L’histoire de ce lieu
Un paysage façonné par l’eau et le sable
Le Zwanenwater se trouve derrière le cordon de dunes, au sud de Callantsoog. Depuis la côte, rien ou presque ne laisse deviner que deux grands lacs d’eau douce se cachent entre les dunes. Le Eerste Water et le Tweede Water forment le cœur d’un paysage mêlant roselières marécageuses, vallées dunaires humides, landes, prairies, zones de sable nu et petits bois. La mer du Nord est toute proche, mais ce sont surtout la pluie et les eaux souterraines qui façonnent le site.
Le paysage actuel s’est formé au fil de plusieurs siècles de tempêtes, d’érosion côtière et de reconstitution du littoral. À la fin du Moyen Âge, l’ancien cordon dunaire était profondément entaillé et le bras de mer de la Zijpe pénétrait loin dans les terres. Après la violente tempête de 1553, la digue maritime de la Zijpe fut construite. De nouvelles dunes se formèrent ensuite du côté de la mer, emprisonnant l’eau entre leurs reliefs et donnant d’abord naissance à un seul lac dunaire allongé.
Le sable transporté par le vent resserra ensuite ce lac à plusieurs endroits, jusqu’à former le Eerste Water et le Tweede Water. Autour de ces lacs peu profonds se développèrent de vastes roselières, des peuplements de marisque, des fourrés de saules et des prairies humides. Plus loin de l’eau se succèdent des vallées dunaires humides, des landes décalcifiées, des pelouses dunaires sèches et des zones de sable nu. Des habitats très différents se côtoient ainsi sur de très courtes distances.
Un régime hydrologique exceptionnel
L’une des grandes particularités du Zwanenwater tient au fait qu’il n’a jamais été exploité pour le captage d’eau potable, contrairement à de nombreux autres massifs dunaires continentaux. Ailleurs, les prélèvements et l’infiltration artificielle ont profondément modifié le fonctionnement hydrologique. Ici, les fluctuations naturelles liées aux pluies et aux eaux souterraines sont restées bien mieux préservées. Les vallées humides et les végétations pauvres en nutriments ont ainsi pu subsister sur de vastes surfaces.
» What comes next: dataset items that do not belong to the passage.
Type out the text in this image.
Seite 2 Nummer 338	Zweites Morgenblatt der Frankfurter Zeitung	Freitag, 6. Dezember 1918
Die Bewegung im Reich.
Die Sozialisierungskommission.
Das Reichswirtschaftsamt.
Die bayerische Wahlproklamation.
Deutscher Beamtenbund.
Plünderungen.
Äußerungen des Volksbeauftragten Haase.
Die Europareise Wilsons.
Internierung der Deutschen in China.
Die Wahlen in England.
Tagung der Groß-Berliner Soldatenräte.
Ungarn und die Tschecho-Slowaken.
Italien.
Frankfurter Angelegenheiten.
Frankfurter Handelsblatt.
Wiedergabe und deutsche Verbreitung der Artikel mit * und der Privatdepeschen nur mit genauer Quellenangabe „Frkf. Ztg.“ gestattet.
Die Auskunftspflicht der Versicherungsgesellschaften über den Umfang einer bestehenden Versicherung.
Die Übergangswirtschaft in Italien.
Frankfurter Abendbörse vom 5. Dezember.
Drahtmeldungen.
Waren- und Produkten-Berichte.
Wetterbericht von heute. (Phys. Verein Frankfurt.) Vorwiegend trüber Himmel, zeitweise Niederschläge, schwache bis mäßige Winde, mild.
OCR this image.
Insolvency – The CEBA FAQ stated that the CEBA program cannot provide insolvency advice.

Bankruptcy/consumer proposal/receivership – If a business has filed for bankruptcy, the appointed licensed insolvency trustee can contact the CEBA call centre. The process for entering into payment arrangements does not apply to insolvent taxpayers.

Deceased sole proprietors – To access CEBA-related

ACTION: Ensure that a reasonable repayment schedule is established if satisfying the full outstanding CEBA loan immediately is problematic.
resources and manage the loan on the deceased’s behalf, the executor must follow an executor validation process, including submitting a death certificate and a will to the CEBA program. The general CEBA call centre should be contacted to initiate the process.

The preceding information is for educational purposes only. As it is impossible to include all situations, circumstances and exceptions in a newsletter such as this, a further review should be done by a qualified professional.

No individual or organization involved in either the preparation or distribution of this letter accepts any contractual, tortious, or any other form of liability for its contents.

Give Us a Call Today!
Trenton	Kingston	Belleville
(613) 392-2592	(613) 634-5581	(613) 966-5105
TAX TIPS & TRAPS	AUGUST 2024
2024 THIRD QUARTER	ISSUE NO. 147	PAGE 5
Les deux lacs comptent parmi les plus grands lacs dunaires naturels d’Europe occidentale. Leurs rives sont bordées de roseaux, de grandes laîches, de marisque et de saules. La marisque forme des peuplements denses aux longues feuilles coupantes. Gorgebleues à miroir, phragmites des joncs, panures à moustaches, râles d’eau et butors étoilés vivent dans les roselières et les marais, tandis que les busards des roseaux chassent à faible hauteur au-dessus de la végétation. Les grands cormorans nichent en colonies et les spatules blanches fouillent les eaux peu profondes à la recherche de petits poissons et d’autres proies aquatiques.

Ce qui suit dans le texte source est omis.